A long-ignored sinkhole on the East River Esplanade has finally forced the city’s hand, shutting down a heavily used stretch of waterfront on the Upper East Side and sending some desperate pedestrians inching along the edge of the FDR Drive to get around it.
The crumbling section, fenced off between roughly East 93rd and East 94th Streets, has been a recurring headache for neighbors for years. Now the gap has grown so large that the once-continuous riverside path is officially severed.
What happened on Thursday
According to FOX 5 New York, neighbors say the hole has “gone unfixed for years,” and video from the scene shows confused walkers and runners pacing the fencing and scouting for a way around. The station’s April 23 segment shows metal barriers encircling the void while some people opt for riskier street-side workarounds to keep their routines going. Officials on site declined to give the outlet a specific timeline for when the path might reopen.
Officials and detours
City workers fully shut the esplanade segment early Thursday after inspectors determined the cavity had significantly worsened, according to Patch. The Parks Department told the outlet it is working with the Department of Transportation on a formal detour while engineers assess the damage and said it is “actively working on 16 projects in our pipeline” to restore and upgrade the esplanade.
For now, the waterfront remains open for recreation from East 89th to East 93rd Streets and again from East 94th to East 96th Streets, Patch reports. That gap means there is currently no continuous bike route through the closed block.
Why repairs have lagged
The East River Esplanade has been rebuilt in patches for years as the city folds it into larger resiliency and seawall efforts, which has slowed full fixes at specific weak spots. The multi-phase East Side Coastal Resiliency and related waterfront projects have created rolling construction zones and long timelines, according to ESCR project notices on NYC.gov.

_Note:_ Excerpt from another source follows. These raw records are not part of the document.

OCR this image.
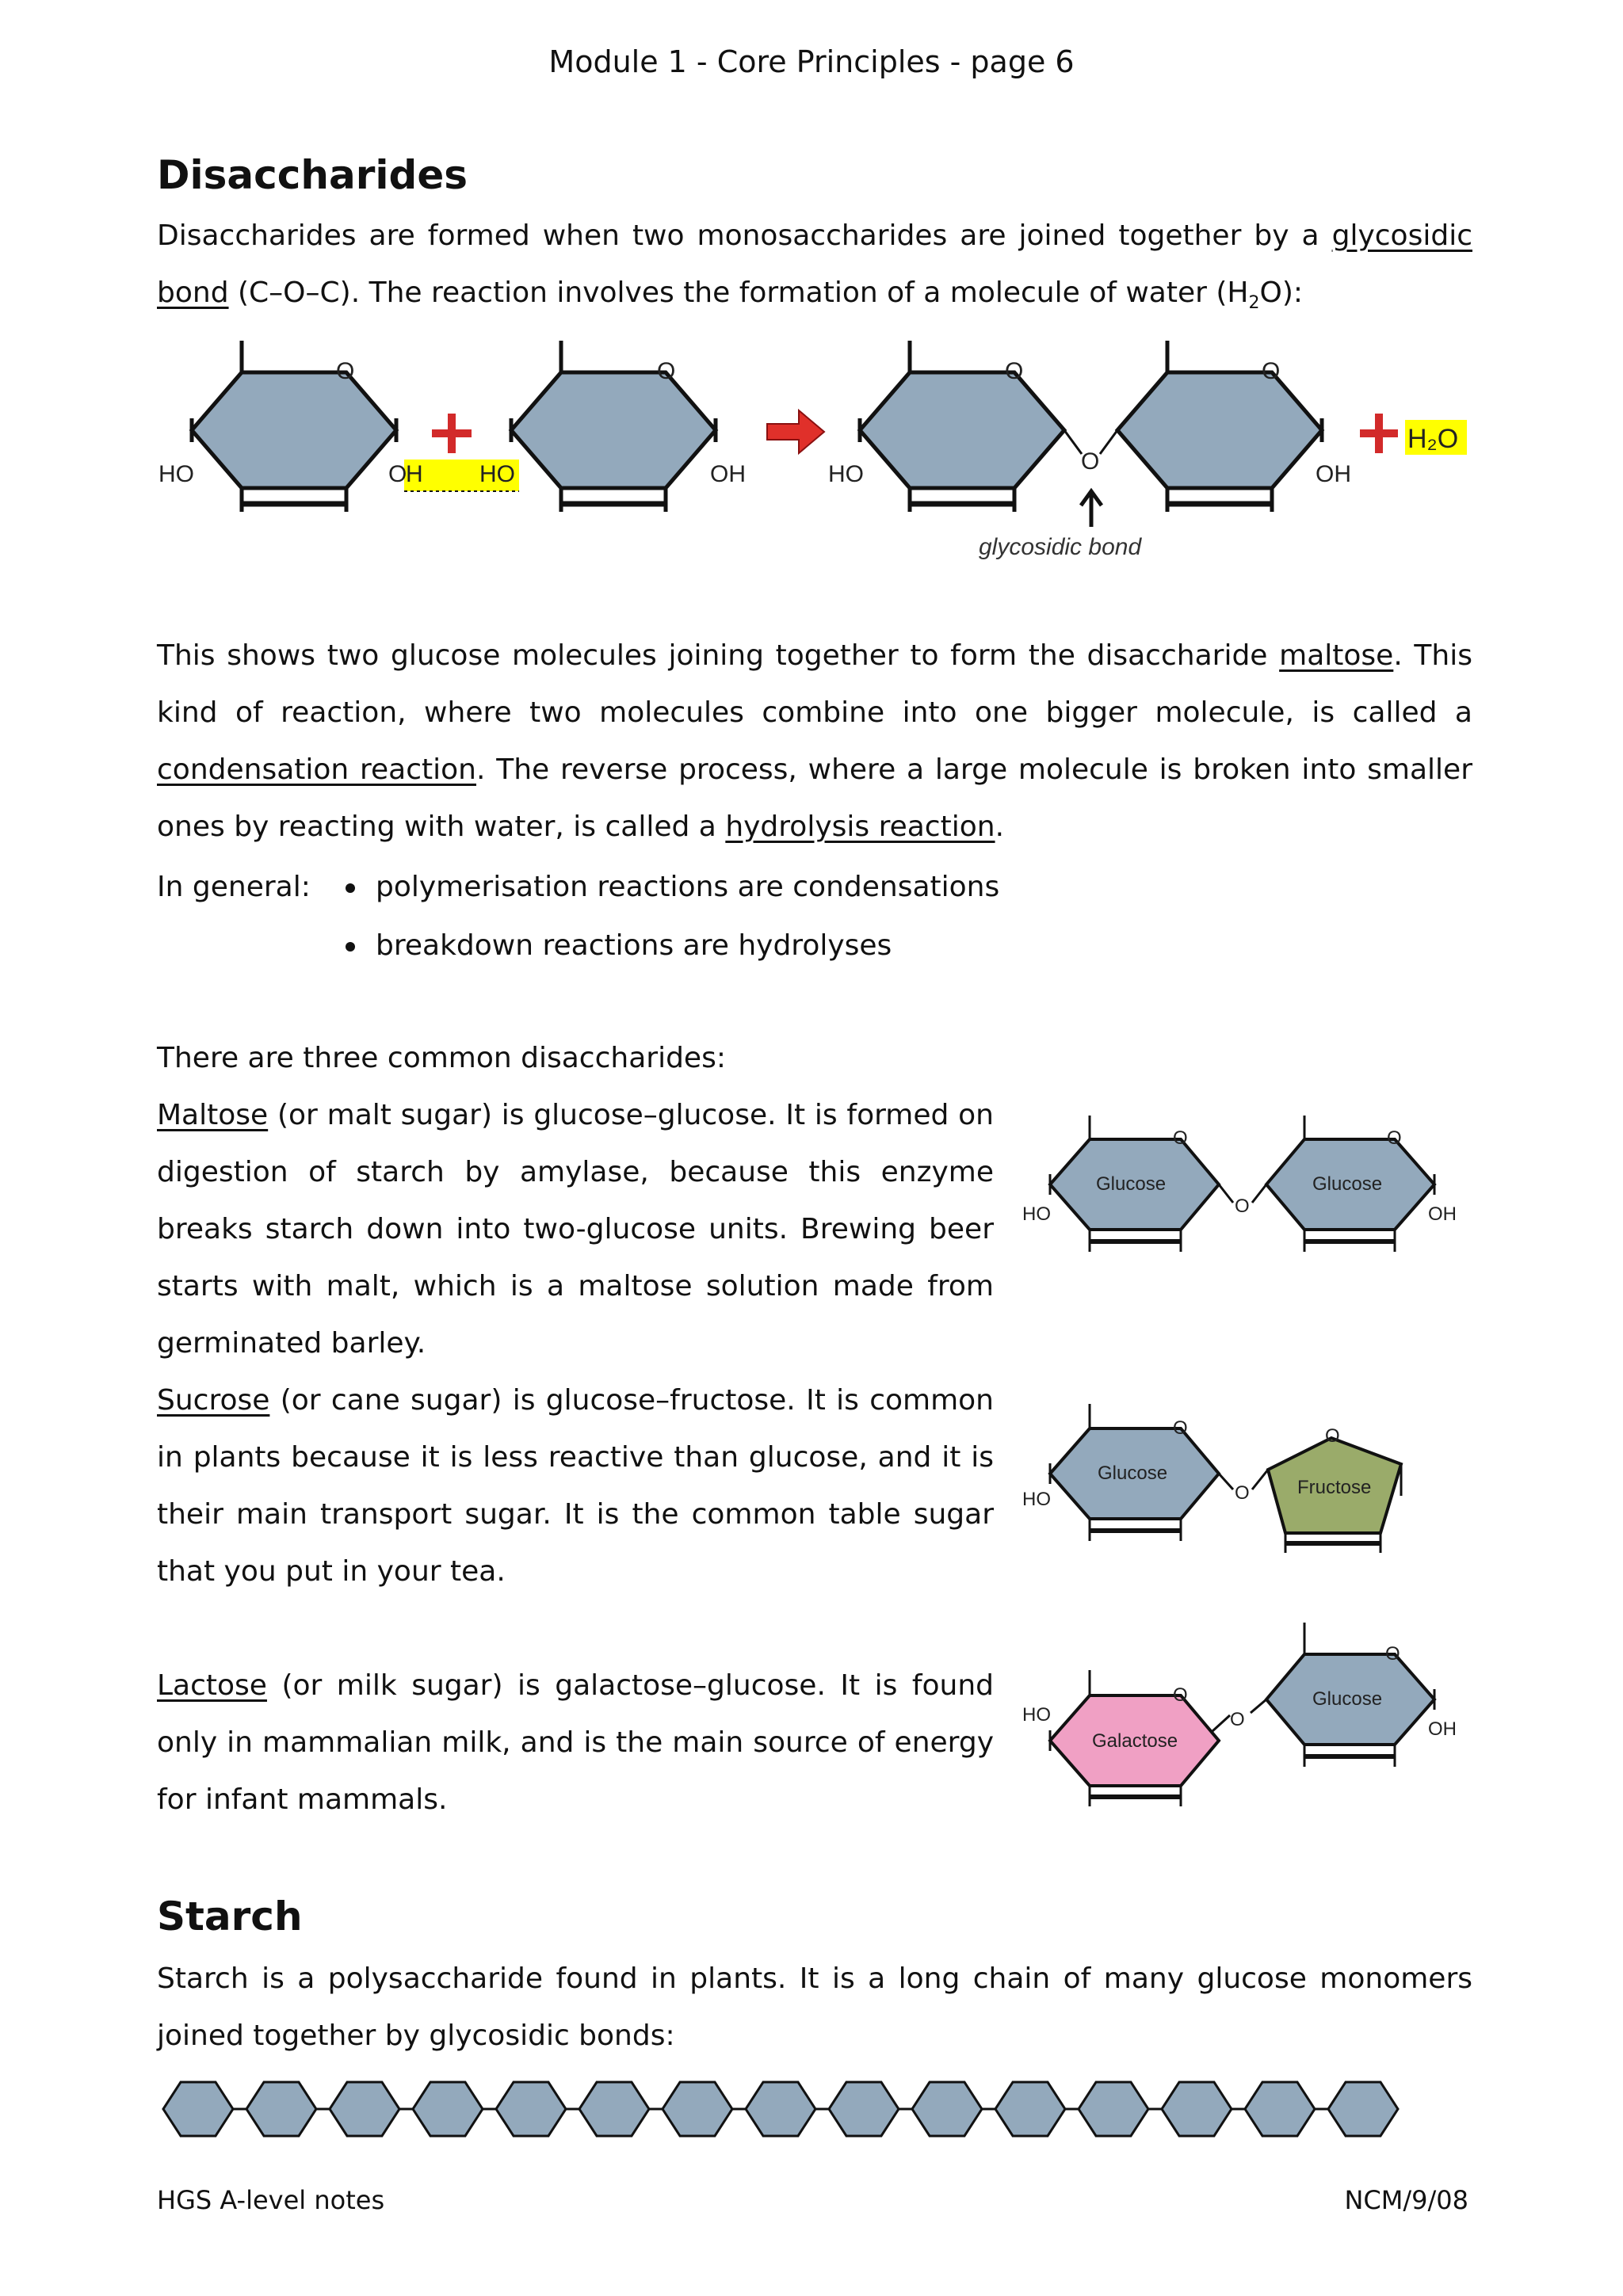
Module 1 - Core Principles - page 6
Disaccharides
Disaccharides are formed when two monosaccharides are joined together by a glycosidic bond (C–O–C). The reaction involves the formation of a molecule of water $(H_2O)$:
HO	O
H HO	OH	HO	OH
O	O	O	O
O
H₂O
glycosidic bond
This shows two glucose molecules joining together to form the disaccharide maltose. This kind of reaction, where two molecules combine into one bigger molecule, is called a condensation reaction. The reverse process, where a large molecule is broken into smaller ones by reacting with water, is called a hydrolysis reaction.
In general:	polymerisation reactions are condensations
breakdown reactions are hydrolyses
There are three common disaccharides:
Maltose (or malt sugar) is glucose–glucose. It is formed on digestion of starch by amylase, because this enzyme breaks starch down into two-glucose units. Brewing beer starts with malt, which is a maltose solution made from germinated barley.
Sucrose (or cane sugar) is glucose–fructose. It is common in plants because it is less reactive than glucose, and it is their main transport sugar. It is the common table sugar that you put in your tea.
Lactose (or milk sugar) is galactose–glucose. It is found only in mammalian milk, and is the main source of energy for infant mammals.
Glucose	Glucose
HO	OH
O	O
O
Glucose
Fructose
HO
O	O
O
Galactose
Glucose
HO
OH
O
O
O
Starch
Starch is a polysaccharide found in plants. It is a long chain of many glucose monomers joined together by glycosidic bonds:
HGS A-level notes	NCM/9/08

At the same time, elected officials and neighborhood groups have repeatedly pushed for comprehensive funding to stop exactly this kind of recurring collapse, as earlier coverage has documented, per amNewYork.
Neighbors and advocates
For local advocates, the sudden closure feels less like a surprise and more like the latest chapter in a long-running saga of deferred maintenance along the waterfront. Friends of the East River Esplanade founder Jennifer Ratner told reporters the shutdown is disrupting daily commutes and “underscoring years of deferred repairs,” according to Patch.
What comes next
The Parks Department says detour signs will go up and a temporary routing plan will be rolled out as soon as possible, while long-term repairs are folded into city capital projects and joint efforts with partner agencies. Residents are being urged to keep an eye on Notify NYC alerts and the ESCR project updates page for current advisories, and to contact 311 with questions about closures or access.
For now, officials are not offering a firm reopening date for the blocked stretch, as crews move into a closer inspection of the damage.